You have this in your lowest-angle bin, but nowhere else. It might be
possible to find some sites, but you are not going to get phases beyond
7A, and phase extension from this low a level is hard to do, even when
the I/sigma is high. Remember, "thresholds" like this are not sharp but
represent a level of data quality where the best crystallographers in
the world working very carefully and with a significant amount of luck
have managed to solve a structure. If you are not one of these highly
skilled and experienced people, you will probably need better data. A
lot better data. And having better data is not a bad thing.

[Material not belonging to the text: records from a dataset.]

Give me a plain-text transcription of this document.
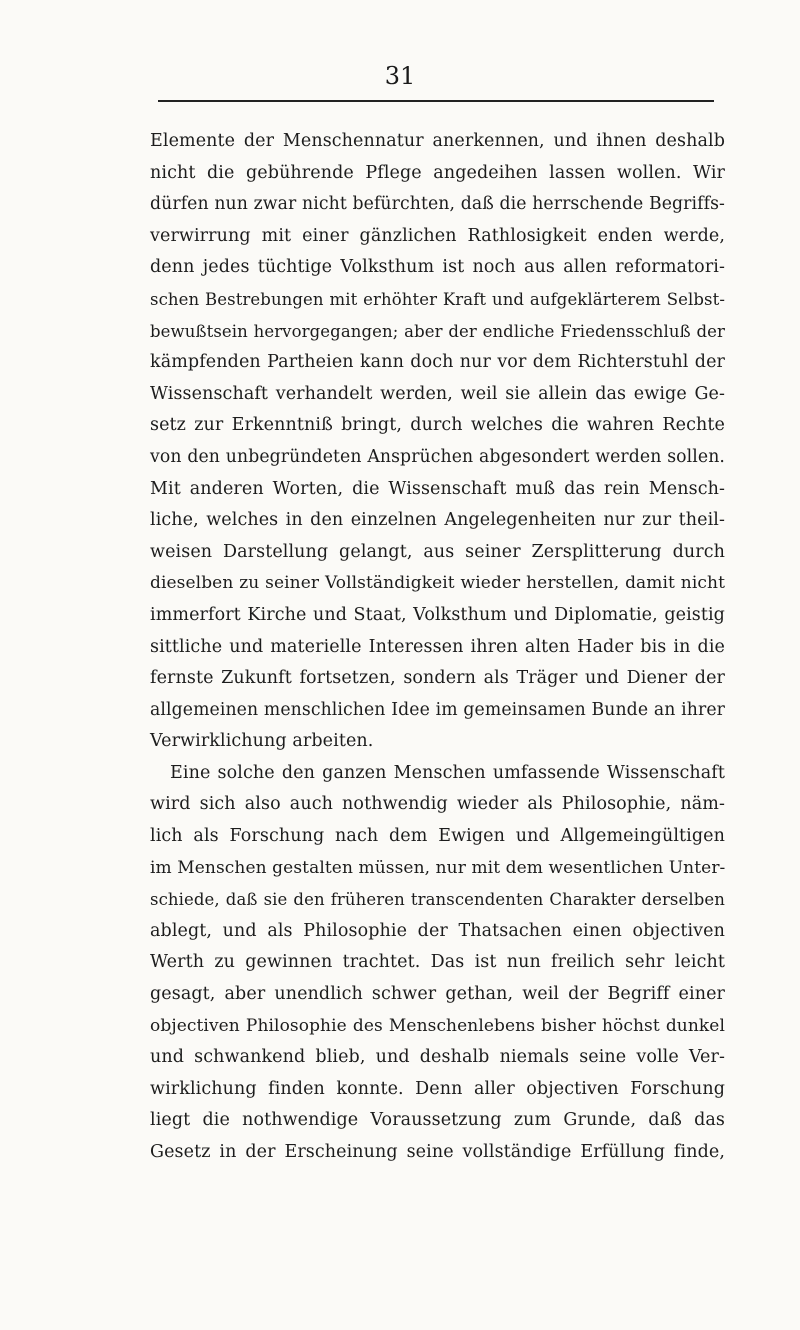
31
Elemente der Menschennatur anerkennen, und ihnen deshalb
nicht die gebührende Pflege angedeihen lassen wollen. Wir
dürfen nun zwar nicht befürchten, daß die herrschende Begriffs-
verwirrung mit einer gänzlichen Rathlosigkeit enden werde,
denn jedes tüchtige Volksthum ist noch aus allen reformatori-
schen Bestrebungen mit erhöhter Kraft und aufgeklärterem Selbst-
bewußtsein hervorgegangen; aber der endliche Friedensschluß der
kämpfenden Partheien kann doch nur vor dem Richterstuhl der
Wissenschaft verhandelt werden, weil sie allein das ewige Ge-
setz zur Erkenntniß bringt, durch welches die wahren Rechte
von den unbegründeten Ansprüchen abgesondert werden sollen.
Mit anderen Worten, die Wissenschaft muß das rein Mensch-
liche, welches in den einzelnen Angelegenheiten nur zur theil-
weisen Darstellung gelangt, aus seiner Zersplitterung durch
dieselben zu seiner Vollständigkeit wieder herstellen, damit nicht
immerfort Kirche und Staat, Volksthum und Diplomatie, geistig
sittliche und materielle Interessen ihren alten Hader bis in die
fernste Zukunft fortsetzen, sondern als Träger und Diener der
allgemeinen menschlichen Idee im gemeinsamen Bunde an ihrer
Verwirklichung arbeiten.
Eine solche den ganzen Menschen umfassende Wissenschaft
wird sich also auch nothwendig wieder als Philosophie, näm-
lich als Forschung nach dem Ewigen und Allgemeingültigen
im Menschen gestalten müssen, nur mit dem wesentlichen Unter-
schiede, daß sie den früheren transcendenten Charakter derselben
ablegt, und als Philosophie der Thatsachen einen objectiven
Werth zu gewinnen trachtet. Das ist nun freilich sehr leicht
gesagt, aber unendlich schwer gethan, weil der Begriff einer
objectiven Philosophie des Menschenlebens bisher höchst dunkel
und schwankend blieb, und deshalb niemals seine volle Ver-
wirklichung finden konnte. Denn aller objectiven Forschung
liegt die nothwendige Voraussetzung zum Grunde, daß das
Gesetz in der Erscheinung seine vollständige Erfüllung finde,
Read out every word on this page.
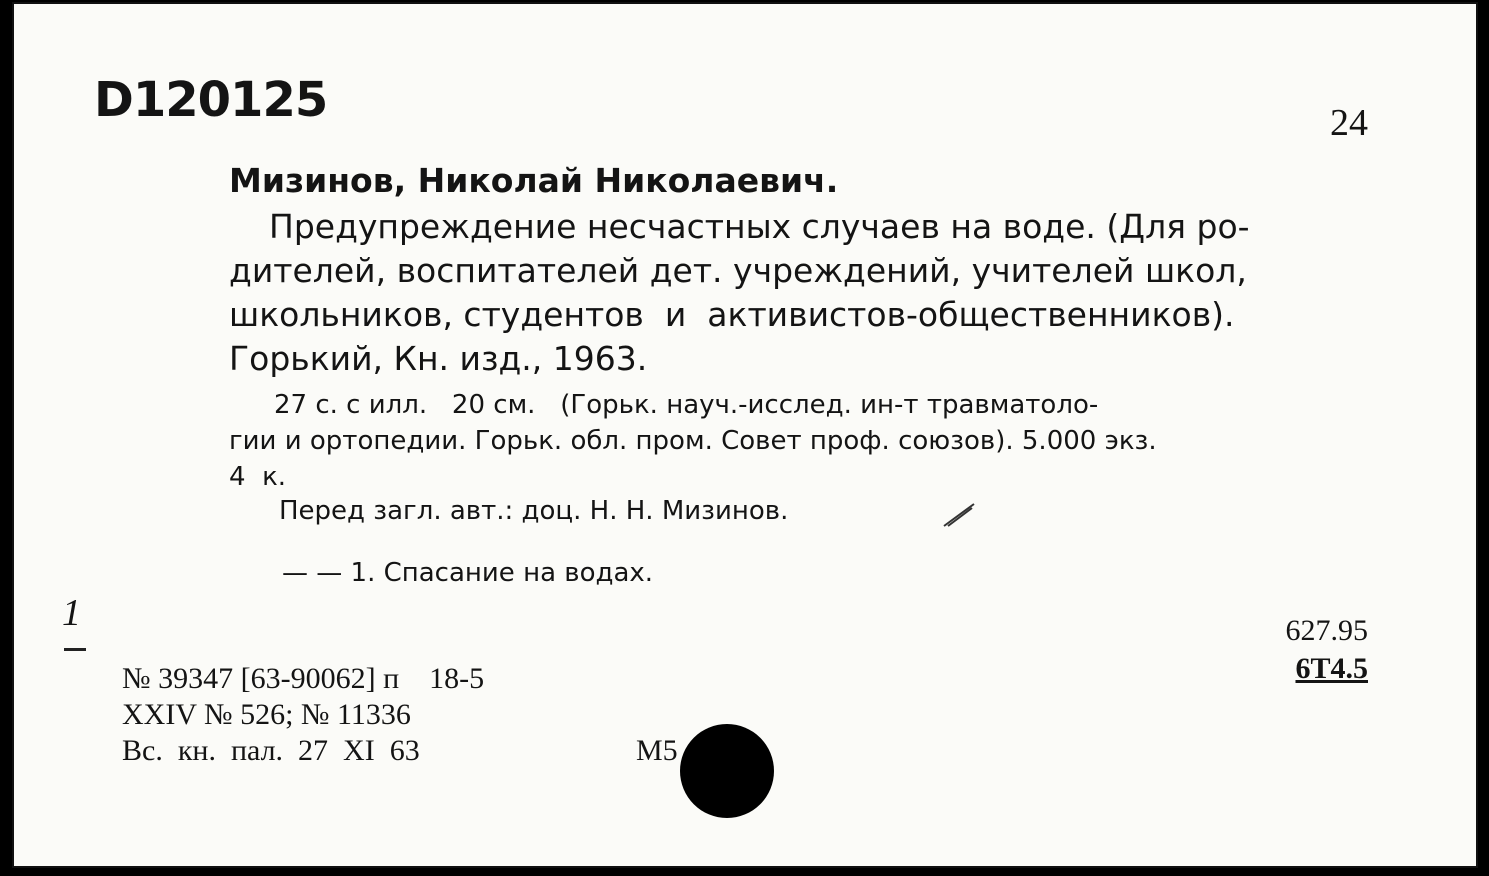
D120125	24
Мизинов, Николай Николаевич.
Предупреждение несчастных случаев на воде. (Для ро-
дителей, воспитателей дет. учреждений, учителей школ,
школьников, студентов  и  активистов-общественников).
Горький, Кн. изд., 1963.
27 с. с илл.   20 см.   (Горьк. науч.-исслед. ин-т травматоло-
гии и ортопедии. Горьк. обл. пром. Совет проф. союзов). 5.000 экз.
4  к.
Перед загл. авт.: доц. Н. Н. Мизинов.
— — 1. Спасание на водах.
1	627.95
6Т4.5
№ 39347 [63-90062] п    18-5
XXIV № 526; № 11336
Вс.  кн.  пал.  27  XI  63	М5
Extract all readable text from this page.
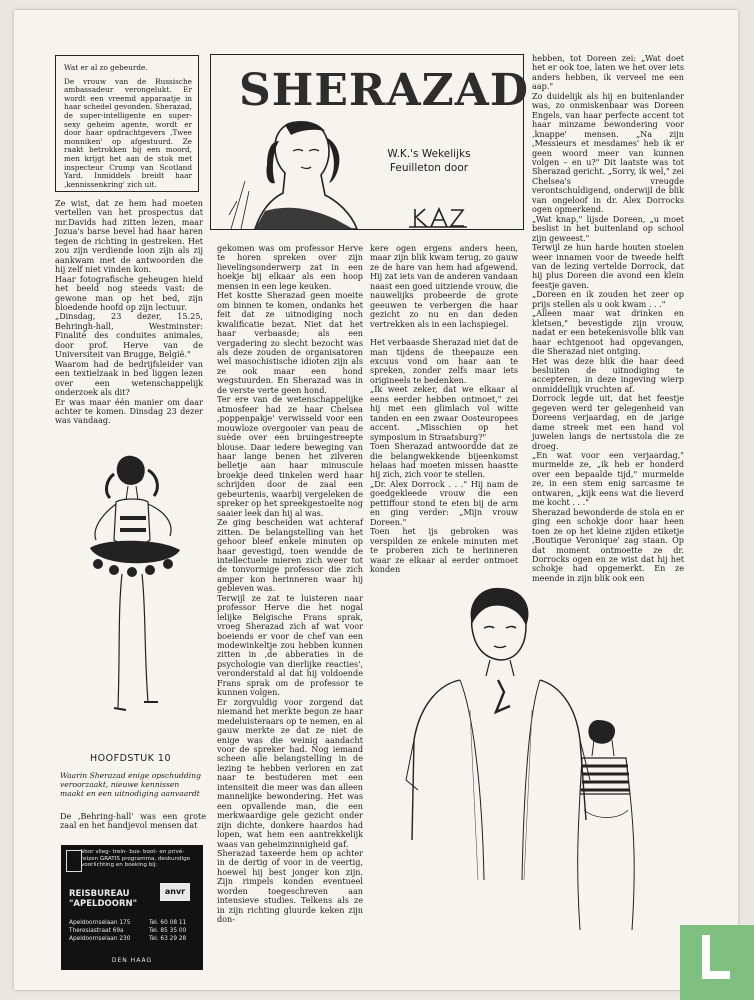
Wat er al zo gebeurde.

De vrouw van de Russische ambassadeur verongelukt. Er wordt een vreemd apparaatje in haar schedel gevonden. Sherazad, de super-intelligente en super-sexy geheim agente, wordt er door haar opdrachtgevers ‚Twee monniken' op afgestuurd. Ze raakt betrokken bij een moord, men krijgt het aan de stok met inspecteur Crump van Scotland Yard. Inmiddels breidt haar ‚kennissenkring' zich uit.

SHERAZAD
W.K.'s Wekelijks Feuilleton door

Ze wist, dat ze hem had moeten vertellen van het prospectus dat mr.Davids had zitten lezen, maar Jozua's barse bevel had haar haren tegen de richting in gestreken. Het zou zijn verdiende loon zijn als zij aankwam met de antwoorden die hij zelf niet vinden kon.

Haar fotografische geheugen hield het beeld nog steeds vast: de gewone man op het bed, zijn bloedende hoofd op zijn lectuur.

„Dinsdag, 23 dezer, 15.25, Behringh-hall, Westminster: Finalité des conduites animales, door prof. Herve van de Universiteit van Brugge, België."

Waarom had de bedrijfsleider van een textielzaak in bed liggen lezen over een wetenschappelijk onderzoek als dit?

Er was maar één manier om daar achter te komen. Dinsdag 23 dezer was vandaag.

HOOFDSTUK 10
Waarin Sherazad enige opschudding veroorzaakt, nieuwe kennissen maakt en een uitnodiging aanvaardt

De ‚Behring-hall' was een grote zaal en het handjevol mensen dat

Voor vlieg- trein- bus- boot- en privé-reizen GRATIS programma, deskundige voorlichting en boeking bij:
REISBUREAU
"APELDOORN"
anvr
Apeldoornselaan 175
Theresiastraat 69a
Apeldoornselaan 230
Tel. 60 08 11
Tel. 85 35 00
Tel. 63 29 28
DEN HAAG

gekomen was om professor Herve te horen spreken over zijn lievelingsonderwerp zat in een hoekje bij elkaar als een hoop mensen in een lege keuken.

Het kostte Sherazad geen moeite om binnen te komen, ondanks het feit dat ze uitnodiging noch kwalificatie bezat. Niet dat het haar verbaasde; als een vergadering zo slecht bezocht was als deze zouden de organisatoren wel masochistische idioten zijn als ze ook maar een hond wegstuurden. En Sherazad was in de verste verte geen hond.

Ter ere van de wetenschappelijke atmosfeer had ze haar Chelsea ‚poppenpakje' verwisseld voor een mouwloze overgooier van peau de suède over een bruingestreepte blouse. Daar iedere beweging van haar lange benen het zilveren belletje aan haar minuscule broekje deed tinkelen werd haar schrijden door de zaal een gebeurtenis, waarbij vergeleken de spreker op het spreekgestoelte nog saaier leek dan hij al was.

Ze ging bescheiden wat achteraf zitten. De belangstelling van het gehoor bleef enkele minuten op haar gevestigd, toen wendde de intellectuele mieren zich weer tot de tonvormige professor die zich amper kon herinneren waar hij gebleven was.

Terwijl ze zat te luisteren naar professor Herve die het nogal lelijke Belgische Frans sprak, vroeg Sherazad zich af wat voor boeiends er voor de chef van een modewinkeltje zou hebben kunnen zitten in ‚de abberaties in de psychologie van dierlijke reacties', veronderstald al dat hij voldoende Frans sprak om de professor te kunnen volgen.

Er zorgvuldig voor zorgend dat niemand het merkte begon ze haar medeluisteraars op te nemen, en al gauw merkte ze dat ze niet de enige was die weinig aandacht voor de spreker had. Nog iemand scheen alle belangstelling in de lezing te hebben verloren en zat naar te bestuderen met een intensiteit die meer was dan alleen mannelijke bewondering. Het was een opvallende man, die een merkwaardige gele gezicht onder zijn dichte, donkere haardos had lopen, wat hem een aantrekkelijk waas van geheimzinnigheid gaf.

Sherazad taxeerde hem op achter in de dertig of voor in de veertig, hoewel hij best jonger kon zijn. Zijn rimpels konden eventueel worden toegeschreven aan intensieve studies. Telkens als ze in zijn richting gluurde keken zijn don-

kere ogen ergens anders heen, maar zijn blik kwam terug, zo gauw ze de hare van hem had afgewend. Hij zat iets van de anderen vandaan naast een goed uitziende vrouw, die nauwelijks probeerde de grote geeuwen te verbergen die haar gezicht zo nu en dan deden vertrekken als in een lachspiegel.

Het verbaasde Sherazad niet dat de man tijdens de theepauze een excuus vond om haar aan te spreken, zonder zelfs maar iets origineels te bedenken.

„Ik weet zeker, dat we elkaar al eens eerder hebben ontmoet," zei hij met een glimlach vol witte tanden en een zwaar Oosteuropees accent. „Misschien op het symposium in Straatsburg?"

Toen Sherazad antwoordde dat ze die belangwekkende bijeenkomst helaas had moeten missen haastte hij zich, zich voor te stellen.

„Dr. Alex Dorrock . . ." Hij nam de goedgekleede vrouw die een pettiffour stond te eten bij de arm en ging verder: „Mijn vrouw Doreen."

Toen het ijs gebroken was verspilden ze enkele minuten met te proberen zich te herinneren waar ze elkaar al eerder ontmoet konden

hebben, tot Doreen zei: „Wat doet het er ook toe, laten we het over iets anders hebben, ik verveel me een aap."

Zo duidelijk als hij en buitenlander was, zo onmiskenbaar was Doreen Engels, van haar perfecte accent tot haar minzame bewondering voor ‚knappe' mensen. „Na zijn ‚Messieurs et mesdames' heb ik er geen woord meer van kunnen volgen – en u?" Dit laatste was tot Sherazad gericht. „Sorry, ik wel," zei Chelsea's vreugde verontschuldigend, onderwijl de blik van ongeloof in dr. Alex Dorrocks ogen opmerkend.

„Wat knap," lijsde Doreen, „u moet beslist in het buitenland op school zijn geweest."

Terwijl ze hun harde houten stoelen weer innamen voor de tweede helft van de lezing vertelde Dorrock, dat hij plus Doreen die avond een klein feestje gaven.

„Doreen en ik zouden het zeer op prijs stellen als u ook kwam . . ."

„Alleen maar wat drinken en kletsen," bevestigde zijn vrouw, nadat er een betekenisvolle blik van haar echtgenoot had opgevangen, die Sherazad niet ontging.

Het was deze blik die haar deed besluiten de uitnodiging te accepteren, in deze ingeving wierp onmiddellijk vruchten af.

Dorrock legde uit, dat het feestje gegeven werd ter gelegenheid van Doreens verjaardag, en de jarige dame streek met een hand vol juwelen langs de nertsstola die ze droeg.

„En wat voor een verjaardag," murmelde ze, „ik heb er honderd over een bepaalde tijd," murmelde ze, in een stem enig sarcasme te ontwaren, „kijk eens wat die lieverd me kocht . . ."

Sherazad bewonderde de stola en er ging een schokje door haar heen toen ze op het kleine zijden etiketje ‚Boutique Veronique' zag staan. Op dat moment ontmoette ze dr. Dorrocks ogen en ze wist dat hij het schokje had opgemerkt. En ze meende in zijn blik ook een
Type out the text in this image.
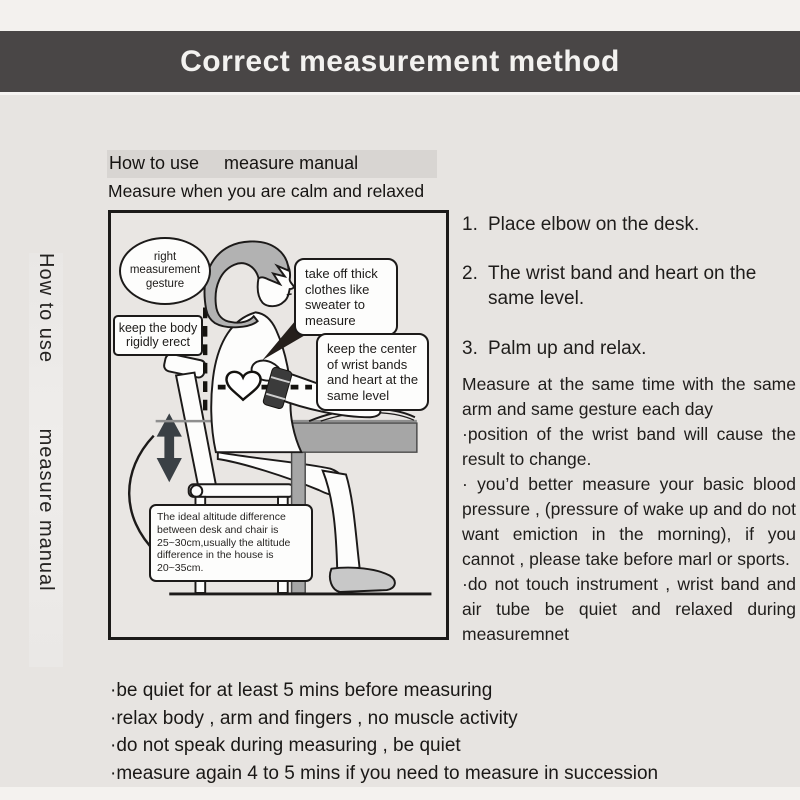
Correct measurement method
How to use          measure manual
How to use     measure manual
Measure when you are calm and relaxed
right measurement gesture
keep the body rigidly erect
take off thick clothes like sweater to measure
keep the center of wrist bands and heart at the same level
The ideal altitude difference between desk and chair is 25~30cm,usually the altitude difference in the house is 20~35cm.
1. Place elbow on the desk.
2. The wrist band and heart on the same level.
3. Palm up and relax.

Measure at the same time with the same arm and same gesture each day

·position of the wrist band will cause the result to change.

· you’d better measure your basic blood pressure , (pressure of wake up and do not want emiction in the morning), if you cannot , please take before marl or sports.

·do not touch instrument , wrist band and air tube be quiet and relaxed during measuremnet

·be quiet for at least 5 mins before measuring
·relax body , arm and fingers , no muscle activity
·do not speak during measuring , be quiet
·measure again 4 to 5 mins if you need to measure in succession
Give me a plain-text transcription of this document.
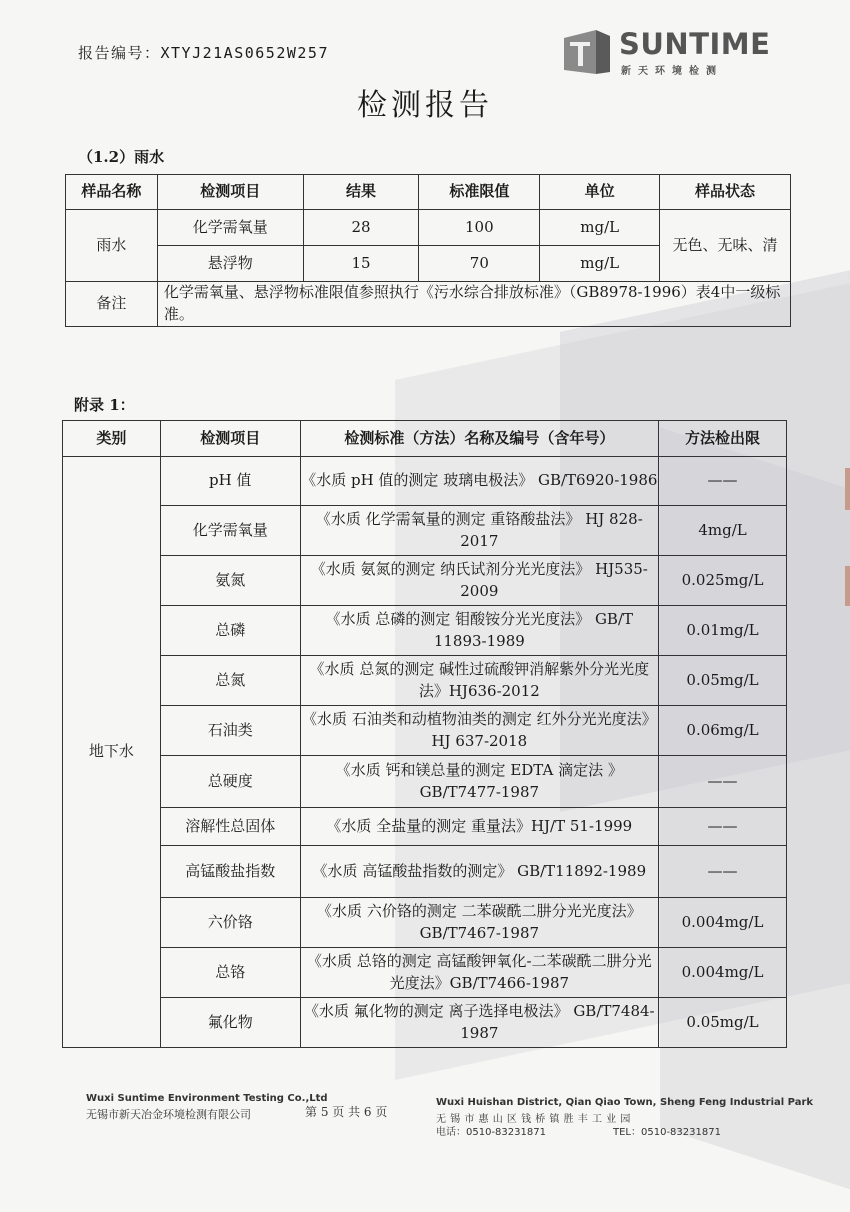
报告编号：XTYJ21AS0652W257	SUNTIME
新天环境检测
检测报告
（1.2）雨水
样品名称	检测项目	结果	标准限值	单位	样品状态
雨水	化学需氧量	28	100	mg/L	无色、无味、清
	悬浮物	15	70	mg/L	
备注	化学需氧量、悬浮物标准限值参照执行《污水综合排放标准》（GB8978-1996）表4中一级标准。				
附录 1：
类别	检测项目	检测标准（方法）名称及编号（含年号）	方法检出限
地下水	pH 值	《水质 pH 值的测定 玻璃电极法》 GB/T6920-1986	——
	化学需氧量	《水质 化学需氧量的测定 重铬酸盐法》 HJ 828-2017	4mg/L
	氨氮	《水质 氨氮的测定 纳氏试剂分光光度法》 HJ535-2009	0.025mg/L
	总磷	《水质 总磷的测定 钼酸铵分光光度法》 GB/T 11893-1989	0.01mg/L
	总氮	《水质 总氮的测定 碱性过硫酸钾消解紫外分光光度法》HJ636-2012	0.05mg/L
	石油类	《水质 石油类和动植物油类的测定 红外分光光度法》HJ 637-2018	0.06mg/L
	总硬度	《水质 钙和镁总量的测定 EDTA 滴定法 》 GB/T7477-1987	——
	溶解性总固体	《水质 全盐量的测定 重量法》HJ/T 51-1999	——
	高锰酸盐指数	《水质 高锰酸盐指数的测定》 GB/T11892-1989	——
	六价铬	《水质 六价铬的测定 二苯碳酰二肼分光光度法》 GB/T7467-1987	0.004mg/L
	总铬	《水质 总铬的测定 高锰酸钾氧化-二苯碳酰二肼分光光度法》GB/T7466-1987	0.004mg/L
	氟化物	《水质 氟化物的测定 离子选择电极法》 GB/T7484-1987	0.05mg/L
Wuxi Suntime Environment Testing Co.,Ltd
无锡市新天冶金环境检测有限公司	第 5 页 共 6 页
Wuxi Huishan District, Qian Qiao Town, Sheng Feng Industrial Park
无 锡 市 惠 山 区 钱 桥 镇 胜 丰 工 业 园
电话：0510-83231871	TEL：0510-83231871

For the case Tommi Kajander put forward, I/sigma(I) >
1.3*sqrt(365*8*120/80)/4 = 22 was required. Tommi? Was your I/sig
better or worse than this?
2. Will a complete data set obtained from merging various
batches(30-40 frames each) from one or more than one crystal will have
proper anomalous signal for phasing? I am worried as weak anomalous
signal may get lost while merging.
If you average enough data, you can theoretically get any I/sigma you
want. In your case you will probably have to average data from not less
than 8 crystals to bring your I/sigma up to 20 (6.7 * sqrt(8) = 20).
3. Will such a low value of average Intensities (as shown above from
HKL scale log file) will be good enough for MAD/SAD phasing
Probably not.
or I really need to improve crystal quality for stronger diffraction.
It is always better to have better crystals.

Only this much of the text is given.